Please note that our remarks in regard to the commercial possibilities of these various nuts has reference to our farm at Westfield and to no other place.

I regret I am not going to be at your meeting to endeavor to answer any question which might be asked.

Discussion of Mulches

DR. ANTHONY: Mr. Sherman and I were there a few years ago, and he has very definitely given up the heartnut and black walnut. Many trees in this area are affected with this bunch disease, which caused failure to set, and he has very definitely decided that he is out of those two nuts.

MR. FRYE: That sawdust, how old must it be, and how green have you used?

DR. ANTHONY: We have used sawdust in our fruit tree work. There is a period when I don't like it. When it's raw and going down, it uses a good deal of nitrogen. Also, if it gets dry, it will blow. Also when it gets dry it will run off with the water, and I would like to use it pretty well rotted down when I get it, and usually you can find old rotted piles. If you do use it on trees where nitrogen is a factor, you probably will have to use additional nitrogen.

Now, with the chestnut where you want to mature them fairly early in the fall, it might work all right, because it will withhold the nitrogen in the breakdown of your sawdust. But apparently, it works pretty well. I think it was Mr. Sam Hemming who suggested using it in the rows. Most of our State Forests and Waters nurseries in their seedling beds, plant their seedlings, including chestnuts, make a mixture of sawdust and sand, about one of sawdust and two of sand, and then broadcast that right over their seeds. The seeds are broadcast on the firm soil, then this mixture of sawdust and sand is broadcast over the seeds. That gives a uniform planting of your seeds and gives a very nice protection. There is one place that I think sawdust works very nicely.

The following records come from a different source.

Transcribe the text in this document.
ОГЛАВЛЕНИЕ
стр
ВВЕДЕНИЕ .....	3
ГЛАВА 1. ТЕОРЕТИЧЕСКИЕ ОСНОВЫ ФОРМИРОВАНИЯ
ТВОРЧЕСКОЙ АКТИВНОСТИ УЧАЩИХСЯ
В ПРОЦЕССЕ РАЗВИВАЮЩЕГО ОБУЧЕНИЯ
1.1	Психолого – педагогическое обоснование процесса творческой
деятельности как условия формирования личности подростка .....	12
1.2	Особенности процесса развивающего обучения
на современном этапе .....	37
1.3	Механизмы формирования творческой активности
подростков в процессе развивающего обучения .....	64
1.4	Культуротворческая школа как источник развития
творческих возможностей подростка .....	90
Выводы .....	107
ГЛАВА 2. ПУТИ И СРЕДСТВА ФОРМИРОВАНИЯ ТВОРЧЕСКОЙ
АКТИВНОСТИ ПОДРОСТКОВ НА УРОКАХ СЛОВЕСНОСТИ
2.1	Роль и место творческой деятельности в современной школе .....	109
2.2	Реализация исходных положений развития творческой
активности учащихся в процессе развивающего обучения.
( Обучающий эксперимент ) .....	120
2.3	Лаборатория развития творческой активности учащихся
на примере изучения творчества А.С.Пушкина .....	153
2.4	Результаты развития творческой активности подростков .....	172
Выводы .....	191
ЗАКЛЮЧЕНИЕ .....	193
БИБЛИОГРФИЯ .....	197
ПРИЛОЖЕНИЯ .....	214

Straw mulch, any material of that kind, in breaking down takes nitrogen from the soil. They are all good if you balance that loss of nitrogen that is lost during the period of breakdown. Now, there comes a time, if you put a mulch on the soil and let it stay there for six or eight years and keep building it up, when you pass imperceptibly from straw into soil, and when you reach that time, your breakdown of your straw is usually done without taking nitrogen from your soil itself, and from that time on you may release nitrogen. But until you get that imperceptible transformation from straw to soil, there is a time when the breakdown of the straw uses your nitrogen, which is all right, if it's late in the season, but not early. I'd want to watch my trees and get my nitrogen on early, then let the straw use it later on.

A MEMBER: The migration of nitrogen—is there some such migration, and is it just in the case of the sawdust?

DR. ANTHONY: You put it right on top, it's much worse. You can put it right on top and it will take a year or two to pass through that period where the utilization in the breaking down of the straw is greater than the release of nitrogen. If it's mixed in the soil, the tree gets more of it.